Busy Holiday Weekend Expected in Yosemite National Park
July 3, 2014
Fireworks Prohibited in the Park
Yosemite National Park anticipates a busy Fourth of July weekend and Yosemite Park Rangers would like to remind visitors how to best enjoy summer weekends in the park. On average, Yosemite sees nearly 4 million visitors annually; approximately 55% of those arrive during the summer and frequently on weekends. When visiting the Yosemite region, visitors are urged to follow these tips and regulations:
- No fireworks are allowed in Yosemite National Park. Fireworks disturb wildlife and greatly increase the risk of wildfire
- Be careful with campfires. The fire danger is extremely high due to the drought. Visitors are asked to avoid campfires unless absolutely necessary, especially in the backcountry. Cigarette butts can cause fires - don’t litter. Several fires have been started by discarded cigarette butts - always place them in appropriate trash receptacles.

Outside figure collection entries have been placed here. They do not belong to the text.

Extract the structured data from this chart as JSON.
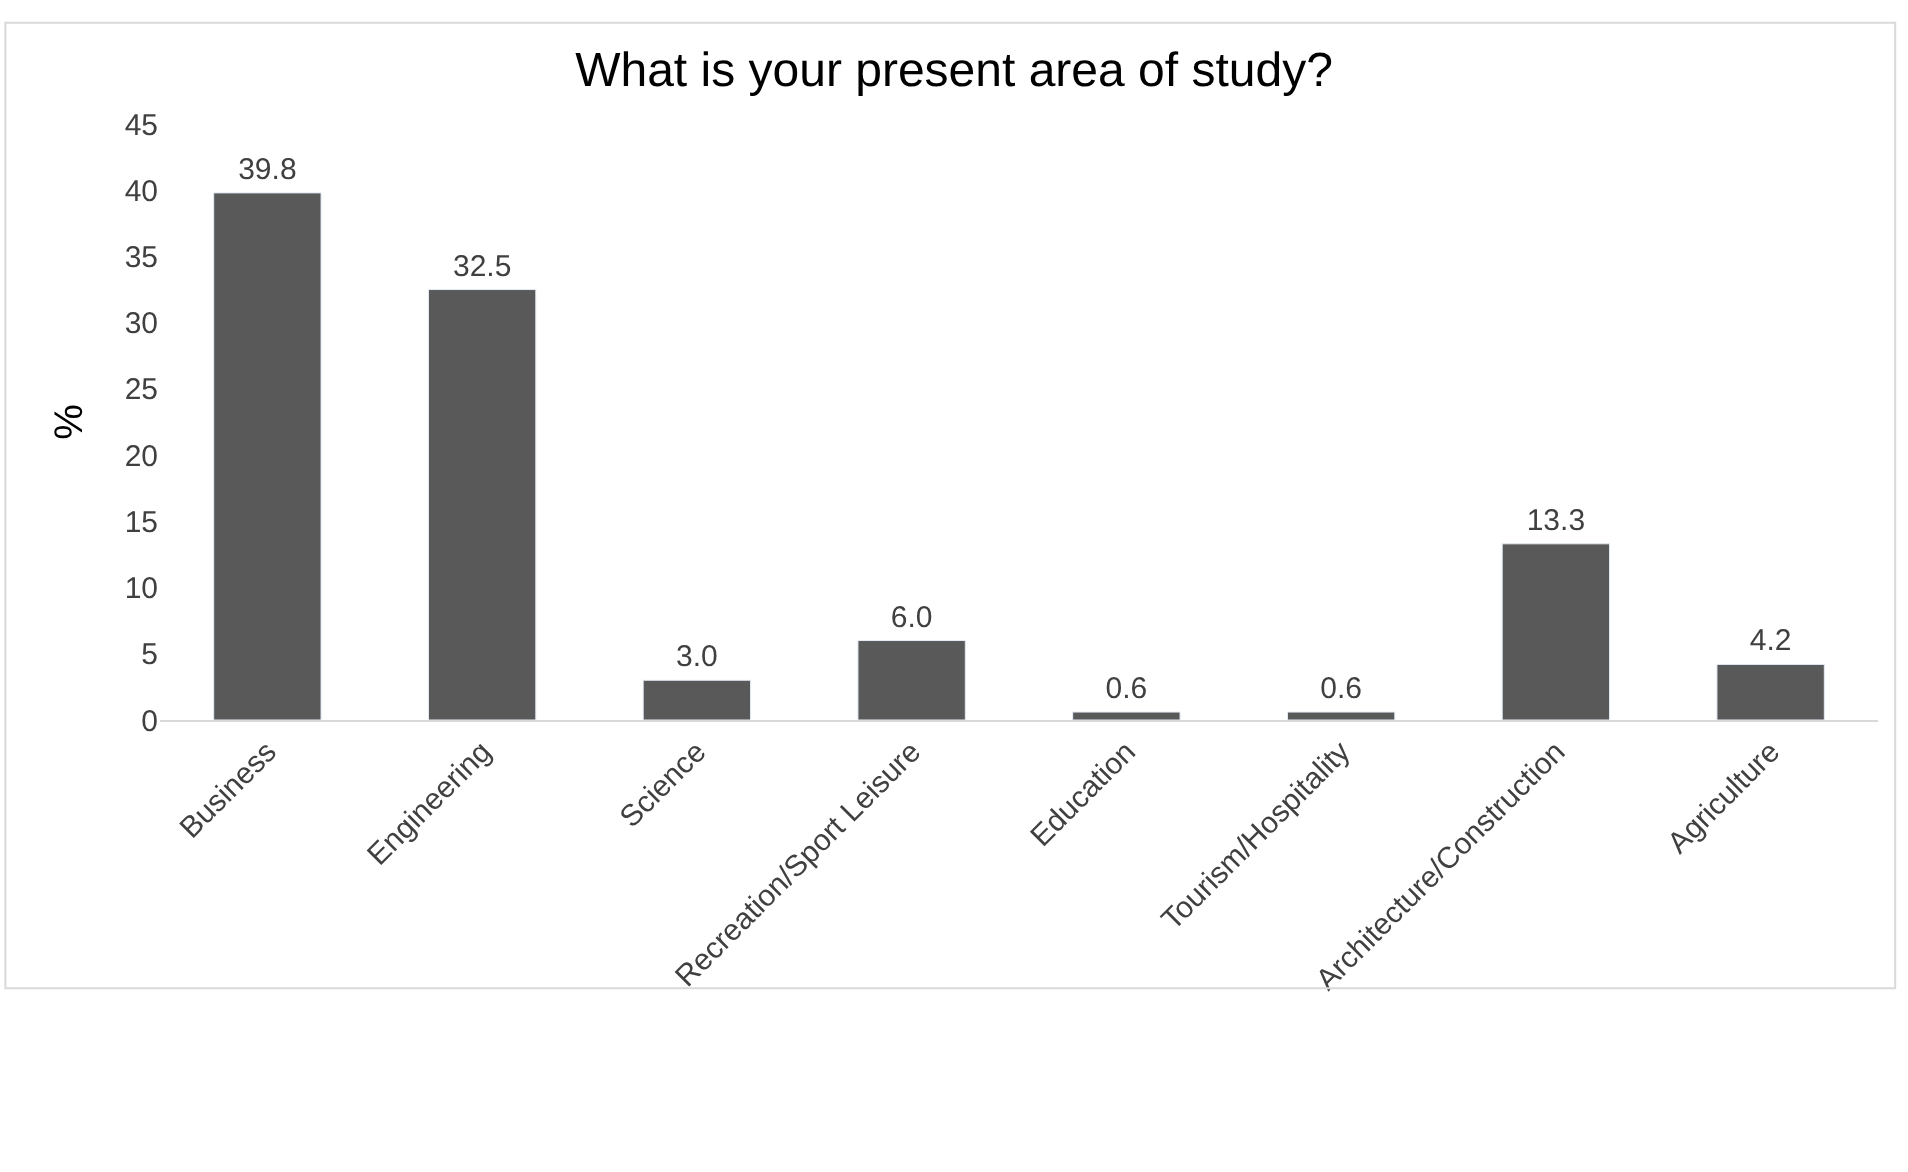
{
  "chart_data": {
    "type": "bar",
    "title": "What is your present area of study?",
    "ylabel": "%",
    "categories": [
      "Business",
      "Engineering",
      "Science",
      "Recreation/Sport Leisure",
      "Education",
      "Tourism/Hospitality",
      "Architecture/Construction",
      "Agriculture"
    ],
    "values": [
      39.8,
      32.5,
      3.0,
      6.0,
      0.6,
      0.6,
      13.3,
      4.2
    ],
    "value_labels": [
      "39.8",
      "32.5",
      "3.0",
      "6.0",
      "0.6",
      "0.6",
      "13.3",
      "4.2"
    ],
    "color": "#595959",
    "ylim": [
      0,
      45
    ],
    "yticks": [
      0,
      5,
      10,
      15,
      20,
      25,
      30,
      35,
      40,
      45
    ],
    "grid": false,
    "legend": false
  }
}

- Watch out for heat related injuries. The temperature is predicted to be in the mid 90’s in Yosemite Valley. Drink plenty of liquids, avoid activity in middle of the day, and do not overexert. Watch for the signs of heat stress and do not leave pets or small children unattended in vehicles.
- If you want to camp, arrive early. Most Yosemite Valley campgrounds are filled via the reservation permit system during the summer. There are, however, a very limited number of first-come, first-served campsites available throughout the park. Arrive early if you would like to get campsite in these locations.
- All trails within Yosemite are open. During the busy summer season, hikers are urged to pick trails outside of Yosemite Valley and explore lesser known parts of the park.
- Drive Slowly - When in the park visitors are urged to drive slowly as animals are active and may be present on the roadway.
Additional suggestions for a successful Yosemite trip include:
- Arrive before 10:00 a.m. Most vehicle congestion occurs during the middle of the day. If you can’t arrive early, try after 4 p.m. when traffic has subsided.
- Take YARTS! – YARTS is the Yosemite Area Regional Transportation System (www.yarts.com). YARTS picks up passengers at multiple locations along Highway 140 (from Merced) and along Highway 120 (from Sonora and Mammoth Lakes). YARTS buses provide multiple drop-off locations throughout the park and in Yosemite Valley. Once visitors are in Yosemite Valley, they can enjoy the free shuttle throughout the Valley, utilize the bike rentals, or simply walk, to enjoy many of park’s most famous sites and destinations.
- Visit the Yosemite Region - There is a lot to explore. Groveland, Mariposa, Mono County, and Oakhurst all provide great lodging and visitor services that augment the Yosemite Regional experience. Yosemite National Park Rangers join visitor bureau staff in these gateway communities to answer questions and provide advice and latest roadway information for Yosemite bound visitors.
- Explore lesser known areas of Yosemite - Yosemite National Park is a big park with a lot to offer. Consider visiting other areas outside of Yosemite Valley that are just as beautiful. Visitors can explore such areas as Hetch Hetchy, Tuolumne Grove, Merced Grove, Tuolumne Meadows, and Wawona.